Example search and response from index using Azure AI Search explorer

{
    "search": "New York",
    "count": true,
    "select": "title,keyPhrases",
    "filter": "metadata_storage_size lt 380000"
}

Results

{
  "@odata.context": "https://aisearch2325425.search.windows.net/indexes('margies-index')/$metadata#docs(*)",
  "@odata.count": 1,
  "value": [
    {
      "@search.score": 6.8039145,
      "title": "Margies Travel Company Info.pdf",
      "keyPhrases": [
        "world-leading travel agency",
        "best travel experts",
        "international reach",
        "Currency Exchange",
        "Las Vegas",
        "New York",
        "San Francisco",
        "leadership team",
        "Marjorie Long",
        "Logan Reid",
        "Emma Luffman",
        "Deepak Nadar",
        "Strategic Director",
        "Margie",
        "local",
        "expertise",
        "Flights",
        "Accommodation",
        "Transfers",
        "Visas",
        "Excursions",
        "trips",
        "Dubai",
        "London",
        "CEO",
        "CFO",
        "website"
      ]
    }
  ]
}

Exercise: Build an automated RAG ingestion pipeline with Content Understanding

Retrieval-augmented generation (RAG) is a method that enhances Large Language Models (LLMs) by integrating data from external knowledge sources.
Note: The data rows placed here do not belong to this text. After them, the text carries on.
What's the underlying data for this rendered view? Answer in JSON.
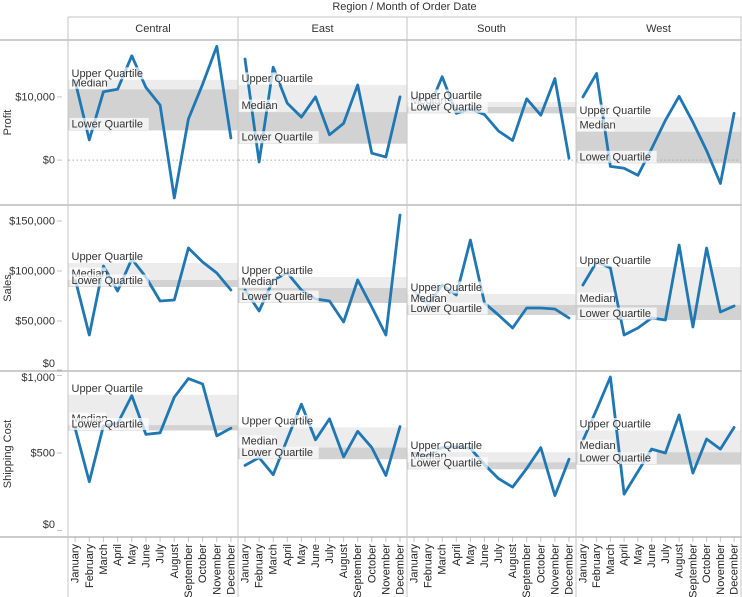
{
  "title": "Region  /  Month of Order Date",
  "band_labels": {
    "upper": "Upper Quartile",
    "median": "Median",
    "lower": "Lower Quartile"
  },
  "colors": {
    "line": "#1f77b4",
    "band_upper": "#ececec",
    "band_lower": "#d2d2d2",
    "row_border": "#9a9a9a",
    "panel_border": "#c6c6c6",
    "zero_line": "#ababab",
    "text": "#333333",
    "label_halo": "rgba(255,255,255,0.72)"
  },
  "chart_data": {
    "type": "line",
    "col_field": "Region",
    "x_field": "Month of Order Date",
    "columns": [
      "Central",
      "East",
      "South",
      "West"
    ],
    "x_categories": [
      "January",
      "February",
      "March",
      "April",
      "May",
      "June",
      "July",
      "August",
      "September",
      "October",
      "November",
      "December"
    ],
    "rows": [
      {
        "measure": "Profit",
        "ylim": [
          -7100,
          19000
        ],
        "zero_line": true,
        "ticks": [
          {
            "value": 10000,
            "label": "$10,000"
          },
          {
            "value": 0,
            "label": "$0"
          }
        ],
        "series": [
          {
            "region": "Central",
            "values": [
              12500,
              3200,
              10800,
              11200,
              16500,
              11500,
              8700,
              -6000,
              6500,
              12000,
              18000,
              3500
            ]
          },
          {
            "region": "East",
            "values": [
              16000,
              -300,
              14700,
              9000,
              6800,
              10000,
              4000,
              5800,
              11900,
              1100,
              500,
              10000
            ]
          },
          {
            "region": "South",
            "values": [
              9500,
              7900,
              13200,
              7400,
              8100,
              7200,
              4600,
              3100,
              9700,
              7100,
              12900,
              300
            ]
          },
          {
            "region": "West",
            "values": [
              10000,
              13700,
              -1000,
              -1300,
              -2400,
              1800,
              6300,
              10100,
              6000,
              1500,
              -3700,
              7400
            ]
          }
        ],
        "quartiles": [
          {
            "region": "Central",
            "upper": 12700,
            "median": 11200,
            "lower": 4700
          },
          {
            "region": "East",
            "upper": 11900,
            "median": 7600,
            "lower": 2600
          },
          {
            "region": "South",
            "upper": 9200,
            "median": 8400,
            "lower": 7400
          },
          {
            "region": "West",
            "upper": 6800,
            "median": 4500,
            "lower": -500
          }
        ]
      },
      {
        "measure": "Sales",
        "ylim": [
          0,
          166000
        ],
        "zero_line": false,
        "ticks": [
          {
            "value": 150000,
            "label": "$150,000"
          },
          {
            "value": 100000,
            "label": "$100,000"
          },
          {
            "value": 50000,
            "label": "$50,000"
          },
          {
            "value": 0,
            "label": "$0"
          }
        ],
        "series": [
          {
            "region": "Central",
            "values": [
              92000,
              36000,
              105000,
              80000,
              112000,
              94000,
              70000,
              71000,
              123000,
              109000,
              98000,
              81000
            ]
          },
          {
            "region": "East",
            "values": [
              81000,
              60000,
              91000,
              98000,
              81000,
              72000,
              70000,
              49000,
              91000,
              64000,
              36000,
              156000
            ]
          },
          {
            "region": "South",
            "values": [
              80000,
              66000,
              86000,
              76000,
              131000,
              68000,
              56000,
              43000,
              63000,
              63000,
              62000,
              53000
            ]
          },
          {
            "region": "West",
            "values": [
              86000,
              109000,
              103000,
              36000,
              43000,
              53000,
              51000,
              126000,
              44000,
              123000,
              59000,
              65000
            ]
          }
        ],
        "quartiles": [
          {
            "region": "Central",
            "upper": 108000,
            "median": 91000,
            "lower": 84000
          },
          {
            "region": "East",
            "upper": 94000,
            "median": 83000,
            "lower": 68000
          },
          {
            "region": "South",
            "upper": 77000,
            "median": 66000,
            "lower": 56000
          },
          {
            "region": "West",
            "upper": 104000,
            "median": 66000,
            "lower": 51000
          }
        ]
      },
      {
        "measure": "Shipping Cost",
        "ylim": [
          -42,
          1029
        ],
        "zero_line": false,
        "ticks": [
          {
            "value": 1000,
            "label": "$1,000"
          },
          {
            "value": 500,
            "label": "$500"
          },
          {
            "value": 0,
            "label": "$0"
          }
        ],
        "series": [
          {
            "region": "Central",
            "values": [
              660,
              315,
              675,
              690,
              870,
              620,
              630,
              860,
              980,
              945,
              610,
              660
            ]
          },
          {
            "region": "East",
            "values": [
              420,
              470,
              360,
              590,
              815,
              585,
              720,
              475,
              640,
              535,
              355,
              670
            ]
          },
          {
            "region": "South",
            "values": [
              500,
              480,
              535,
              540,
              530,
              425,
              335,
              280,
              400,
              535,
              225,
              460
            ]
          },
          {
            "region": "West",
            "values": [
              580,
              780,
              990,
              235,
              380,
              525,
              500,
              745,
              370,
              590,
              525,
              665
            ]
          }
        ],
        "quartiles": [
          {
            "region": "Central",
            "upper": 875,
            "median": 680,
            "lower": 645
          },
          {
            "region": "East",
            "upper": 665,
            "median": 535,
            "lower": 460
          },
          {
            "region": "South",
            "upper": 505,
            "median": 440,
            "lower": 395
          },
          {
            "region": "West",
            "upper": 645,
            "median": 505,
            "lower": 425
          }
        ]
      }
    ]
  }
}
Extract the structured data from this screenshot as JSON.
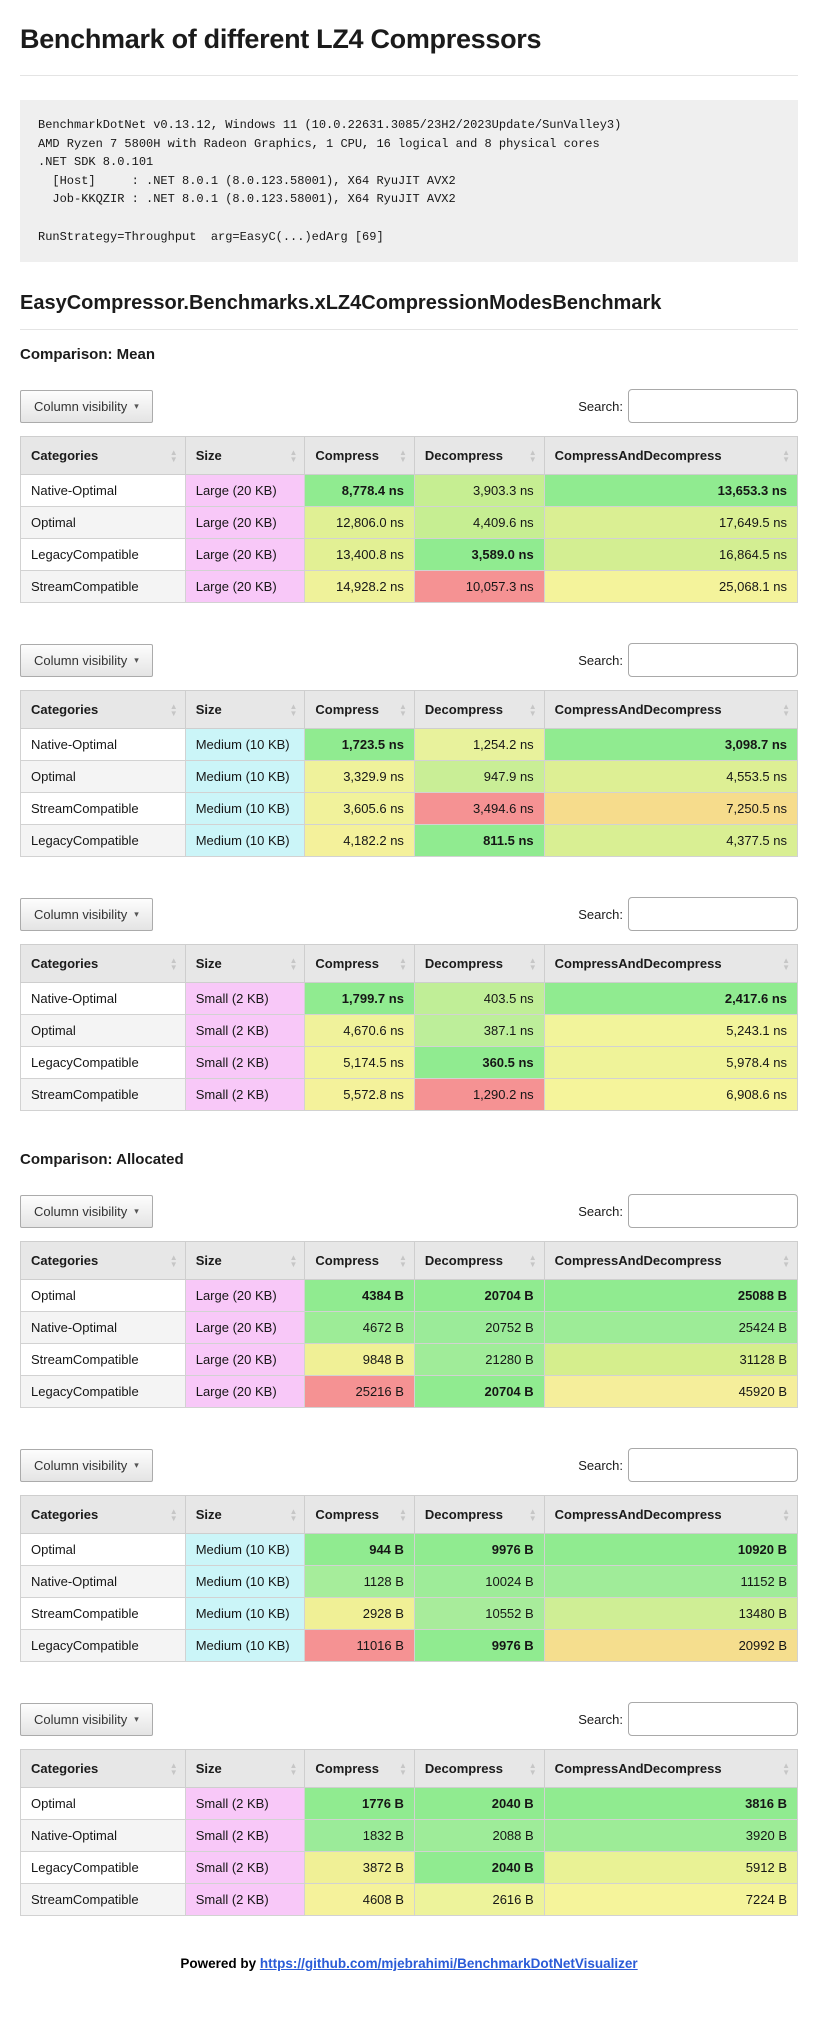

In production scenarios, new documents arrive continuously and must be extracted, embedded, and indexed so they are available for search in near real-time.

Create an analyzer for the travel PDF documents
Build an automated RAG ingestion pipeline that uses Azure Content Understanding to extract content from multimodal documents and embeds the content using Azure OpenAI, and indexes it in Azure AI Search
- It extracts content with Content Understanding, generating vector embeddings with Azure OpenAI, and indexing into Azure AI Search. It also tracks which files have been processed so it can detect new or updated documents on subsequent runs
The pipeline tracks which files have already been processed and can run in watch mode to automatically detect and ingest new documents as they arrive
Creating a conversational agent that answers questions grounded in the indexed data

Pipeline Details from ingest-pipeline.py:

Tracks processed files using a manifest (processed_files.json) that records the SHA-256 hash of each file. On each run, the pipeline compares the current hash of every file in the data/ folder against the manifest, so only new or modified files are processed.
Ensures the search index exists by calling ensure_index(), which creates or updates the Azure AI Search index with the required schema (text fields, a vector field, and HNSW vector search configuration).
Extracts content from each new file by submitting it to the Content Understanding analyzer via begin_{analyzebinary}, which returns markdown content and extracted fields (summary, key topics).
Chunks the content by splitting at paragraph boundaries with a 2000-character limit, keeping each chunk self-contained.
Generates embeddings for each chunk using the Azure OpenAI embedding model, producing a 3072-dimension vector for semantic search.
Indexes the chunks into Azure AI Search using deterministic document IDs (based on the file name and chunk index), so re-ingesting an updated file replaces its old chunks.
Supports a –watch flag for continuous monitoring and a –reset flag to reprocess all files.

RAG client details from rag-agent.py:

Creates an Azure AI Search client to retrieve documents.
Creates an Azure OpenAI chat client.
Implements a retrieval function that performs hybrid search (combining keyword and vector search) to find the most relevant content chunks.
Constructs a prompt that includes the retrieved context and the user’s question.
Sends the prompt to the chat model for answer generation.
Runs a conversational loop so you can ask multiple questions.